Further, as Allstate points out, the relief the plaintiff seeks in this case is contrary to public policy considerations that this court has previously recognized. When the plaintiff insured his motorcycle with Pekin, he elected liability coverage with limits of $25,000 per person/$50,000 per accident. Thus, if the plaintiff was involved in an accident with his motorcycle in which he was at fault, only that amount of coverage would be available to injured third parties. The plaintiff is now attempting to recover more benefits for himself when injured by others than he elected to make available to third parties whom he injured. In Fuoss v. Auto Owners (Mutual) Insurance Co. (1987), 118 Ill. 2d 430, 435, 114 Ill. Dec. 113, 516 N.E.2d 268, this court was critical of such a strategy in a different context. In Fuoss, an insured claimed that he was entitled to recover underinsured-motorist coverage in an amount greater than the liability coverage limits he had purchased. This court stated that, to allow him to do so:

"would permit [the insured] to choose, after the fact, underinsurance coverage in an amount greater than he originally selected for bodily injury liability coverage with the result that [the insured] would be providing more protection for himself than he was originally willing to extend to the general public. Such an outcome would, as the appellate court said, be `repugnant to our system of justice.'" Fuoss, 118 Ill. 2d at 435, 114 Ill. Dec. 113, 516 N.E.2d 268, quoting Fuoss v. Auto Owners (Mutual) Insurance Co. (1986), 148 Ill.App.3d 526, 535, 101 Ill. Dec. 951, 499 N.E.2d 539.

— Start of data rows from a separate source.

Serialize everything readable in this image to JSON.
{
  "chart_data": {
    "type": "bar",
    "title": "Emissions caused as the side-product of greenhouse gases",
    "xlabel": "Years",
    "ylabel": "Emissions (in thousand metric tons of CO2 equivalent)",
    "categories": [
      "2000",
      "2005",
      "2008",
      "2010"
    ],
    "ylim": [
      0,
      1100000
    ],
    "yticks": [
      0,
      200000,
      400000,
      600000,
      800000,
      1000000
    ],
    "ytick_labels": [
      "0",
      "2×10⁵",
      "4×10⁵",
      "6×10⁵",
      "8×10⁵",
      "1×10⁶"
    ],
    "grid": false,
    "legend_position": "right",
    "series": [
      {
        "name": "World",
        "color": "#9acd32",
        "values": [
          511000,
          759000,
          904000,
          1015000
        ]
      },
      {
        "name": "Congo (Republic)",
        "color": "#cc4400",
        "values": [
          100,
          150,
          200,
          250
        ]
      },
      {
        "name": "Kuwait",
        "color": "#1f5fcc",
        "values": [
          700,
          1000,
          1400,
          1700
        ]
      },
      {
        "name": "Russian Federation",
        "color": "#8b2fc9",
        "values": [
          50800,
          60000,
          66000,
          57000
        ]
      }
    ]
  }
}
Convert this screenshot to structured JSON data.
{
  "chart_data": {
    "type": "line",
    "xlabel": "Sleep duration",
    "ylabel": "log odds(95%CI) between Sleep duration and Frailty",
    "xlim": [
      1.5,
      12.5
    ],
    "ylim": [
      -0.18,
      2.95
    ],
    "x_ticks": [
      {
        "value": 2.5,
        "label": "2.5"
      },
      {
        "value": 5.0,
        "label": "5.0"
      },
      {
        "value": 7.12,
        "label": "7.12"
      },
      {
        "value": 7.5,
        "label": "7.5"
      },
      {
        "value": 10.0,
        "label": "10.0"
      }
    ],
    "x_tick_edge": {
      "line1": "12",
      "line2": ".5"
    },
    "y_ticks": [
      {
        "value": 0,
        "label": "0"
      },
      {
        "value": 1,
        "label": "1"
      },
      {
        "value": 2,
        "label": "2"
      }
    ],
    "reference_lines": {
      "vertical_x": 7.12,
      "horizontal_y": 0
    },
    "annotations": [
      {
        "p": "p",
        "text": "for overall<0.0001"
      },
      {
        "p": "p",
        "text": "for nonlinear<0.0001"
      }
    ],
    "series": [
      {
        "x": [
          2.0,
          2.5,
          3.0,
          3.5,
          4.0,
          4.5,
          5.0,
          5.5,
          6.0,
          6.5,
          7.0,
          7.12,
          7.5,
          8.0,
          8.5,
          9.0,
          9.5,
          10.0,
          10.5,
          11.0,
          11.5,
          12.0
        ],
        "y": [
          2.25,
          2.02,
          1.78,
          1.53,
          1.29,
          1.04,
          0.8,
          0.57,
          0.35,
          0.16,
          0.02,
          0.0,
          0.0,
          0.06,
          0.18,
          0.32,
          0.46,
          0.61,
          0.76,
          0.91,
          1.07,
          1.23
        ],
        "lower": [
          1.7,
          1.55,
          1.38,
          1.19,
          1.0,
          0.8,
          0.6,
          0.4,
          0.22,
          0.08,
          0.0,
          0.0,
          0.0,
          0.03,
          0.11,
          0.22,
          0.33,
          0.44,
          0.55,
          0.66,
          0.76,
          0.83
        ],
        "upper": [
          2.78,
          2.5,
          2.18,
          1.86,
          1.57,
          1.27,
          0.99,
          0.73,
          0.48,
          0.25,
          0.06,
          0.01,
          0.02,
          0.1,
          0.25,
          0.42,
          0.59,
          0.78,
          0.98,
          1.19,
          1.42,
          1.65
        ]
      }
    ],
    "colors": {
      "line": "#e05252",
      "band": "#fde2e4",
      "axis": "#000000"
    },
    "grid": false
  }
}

For the reasons stated, we conclude that the exclusionary clause unambiguously prohibits the plaintiff from looking to the Allstate *1065 policy for uninsured-motorist coverage under the facts of the instant case. Because enforcement of the clause does not violate public policy in this case, the policy must be applied as written.

The judgment of the appellate court is reversed and the judgment of the circuit court is affirmed.

Appellate court reversed, circuit court affirmed.